We’re on the bubble of a new soft drink era.
It is potentially healthier. Socially driven too (gift someone you like a drink). Empowered consumers could drink customized flavors. And motivated food retailers could bring back a beloved, family-friendly in-store destination – the soda counter – with a jazzy new twist: freshly crafted sodas served by mixologists.
That’s a lot to swallow at once.
Yet we believe there’s a major new soft drink opportunity about to emerge – similar to the launch of beer cafes and juice bars in supermarkets, and the proliferation of coffee houses. Thanks largely to Coca-Cola Freestyle and Pepsi Spire vending machines opening consumers’ eyes to what’s possible, a Millennial’s next sparkly drink could be nothing like the one before.
Our take at The Lempert Report is that human intervention – mixologists using some version of these units behind a bar or counter – could amp up the appeal of these vending innovations to give customers even more taste diversity. Imagine tailoring drinks further with fresh mint or basil from the produce department, superpremium ice cream flavors from the freezer case, and spices from center-store.

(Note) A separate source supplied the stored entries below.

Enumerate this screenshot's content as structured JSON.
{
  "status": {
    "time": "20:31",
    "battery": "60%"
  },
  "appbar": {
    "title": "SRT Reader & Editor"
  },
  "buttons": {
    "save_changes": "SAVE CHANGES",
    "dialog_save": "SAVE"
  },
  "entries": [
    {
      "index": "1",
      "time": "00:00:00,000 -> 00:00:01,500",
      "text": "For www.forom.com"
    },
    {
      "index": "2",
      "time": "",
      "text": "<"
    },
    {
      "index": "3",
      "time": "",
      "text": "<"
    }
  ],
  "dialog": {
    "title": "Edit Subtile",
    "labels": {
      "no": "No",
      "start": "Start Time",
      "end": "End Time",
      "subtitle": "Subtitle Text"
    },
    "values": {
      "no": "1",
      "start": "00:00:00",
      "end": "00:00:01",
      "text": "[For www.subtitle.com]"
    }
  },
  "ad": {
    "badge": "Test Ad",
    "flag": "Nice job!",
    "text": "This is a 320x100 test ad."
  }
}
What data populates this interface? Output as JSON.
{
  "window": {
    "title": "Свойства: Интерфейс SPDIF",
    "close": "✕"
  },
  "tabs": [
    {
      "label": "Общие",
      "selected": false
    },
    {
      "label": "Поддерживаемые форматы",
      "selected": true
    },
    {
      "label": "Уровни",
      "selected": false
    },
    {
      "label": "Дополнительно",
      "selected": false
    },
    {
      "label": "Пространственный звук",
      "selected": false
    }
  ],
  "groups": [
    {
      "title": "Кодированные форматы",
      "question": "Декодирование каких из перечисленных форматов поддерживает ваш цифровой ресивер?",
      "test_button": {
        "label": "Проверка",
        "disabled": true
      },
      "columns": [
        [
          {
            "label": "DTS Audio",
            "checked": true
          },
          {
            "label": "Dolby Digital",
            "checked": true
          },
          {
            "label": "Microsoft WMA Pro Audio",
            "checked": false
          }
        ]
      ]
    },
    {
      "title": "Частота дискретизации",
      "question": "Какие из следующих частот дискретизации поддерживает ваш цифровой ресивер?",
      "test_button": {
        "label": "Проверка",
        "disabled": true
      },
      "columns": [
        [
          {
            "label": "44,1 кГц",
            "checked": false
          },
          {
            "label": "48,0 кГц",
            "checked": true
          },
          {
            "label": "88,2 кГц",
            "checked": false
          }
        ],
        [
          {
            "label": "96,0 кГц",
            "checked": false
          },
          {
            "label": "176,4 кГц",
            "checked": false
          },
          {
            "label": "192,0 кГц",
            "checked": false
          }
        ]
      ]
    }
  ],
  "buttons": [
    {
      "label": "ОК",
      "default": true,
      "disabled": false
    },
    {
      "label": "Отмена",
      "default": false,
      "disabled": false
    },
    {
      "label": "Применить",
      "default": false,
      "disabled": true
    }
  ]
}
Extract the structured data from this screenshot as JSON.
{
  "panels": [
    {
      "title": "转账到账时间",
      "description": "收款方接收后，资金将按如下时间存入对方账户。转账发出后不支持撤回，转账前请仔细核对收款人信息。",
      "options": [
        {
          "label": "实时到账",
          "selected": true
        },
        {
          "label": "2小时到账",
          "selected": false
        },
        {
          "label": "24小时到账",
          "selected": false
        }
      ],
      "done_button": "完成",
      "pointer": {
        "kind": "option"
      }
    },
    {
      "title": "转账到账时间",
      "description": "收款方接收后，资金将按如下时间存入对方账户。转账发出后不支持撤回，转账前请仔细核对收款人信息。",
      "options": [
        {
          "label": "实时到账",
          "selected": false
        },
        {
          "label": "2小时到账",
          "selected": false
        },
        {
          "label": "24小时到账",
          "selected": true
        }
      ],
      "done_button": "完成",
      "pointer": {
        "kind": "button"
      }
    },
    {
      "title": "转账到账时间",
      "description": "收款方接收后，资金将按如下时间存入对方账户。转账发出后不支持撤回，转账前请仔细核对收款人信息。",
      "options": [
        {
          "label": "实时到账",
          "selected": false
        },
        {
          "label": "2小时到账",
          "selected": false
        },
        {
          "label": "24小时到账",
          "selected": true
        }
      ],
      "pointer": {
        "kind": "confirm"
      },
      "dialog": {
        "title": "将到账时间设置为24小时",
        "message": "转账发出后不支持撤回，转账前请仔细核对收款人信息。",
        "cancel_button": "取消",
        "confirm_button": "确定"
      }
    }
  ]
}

The basis of drinks could be from a vending unit or not. Sugared syrup and carbonated water aren’t the only choices. Consider orange soda made with orange juice and a less effervescent Perrier. Similar to the way shoppers pick up craft beer growlers at the food stores, these sodas could be poured and sealed to go – they’d last a few days.
Mix in more fun with salted pretzel rods, licorice and other classic treats. Fly to Charlotte, NC, for a novel experience or at least visit the website of Pike’s Old Fashioned Soda Shop to sense how they became a local sensation.
Then craft your own destination – and be part of the recast of what Walgreens gave America about 100 years ago.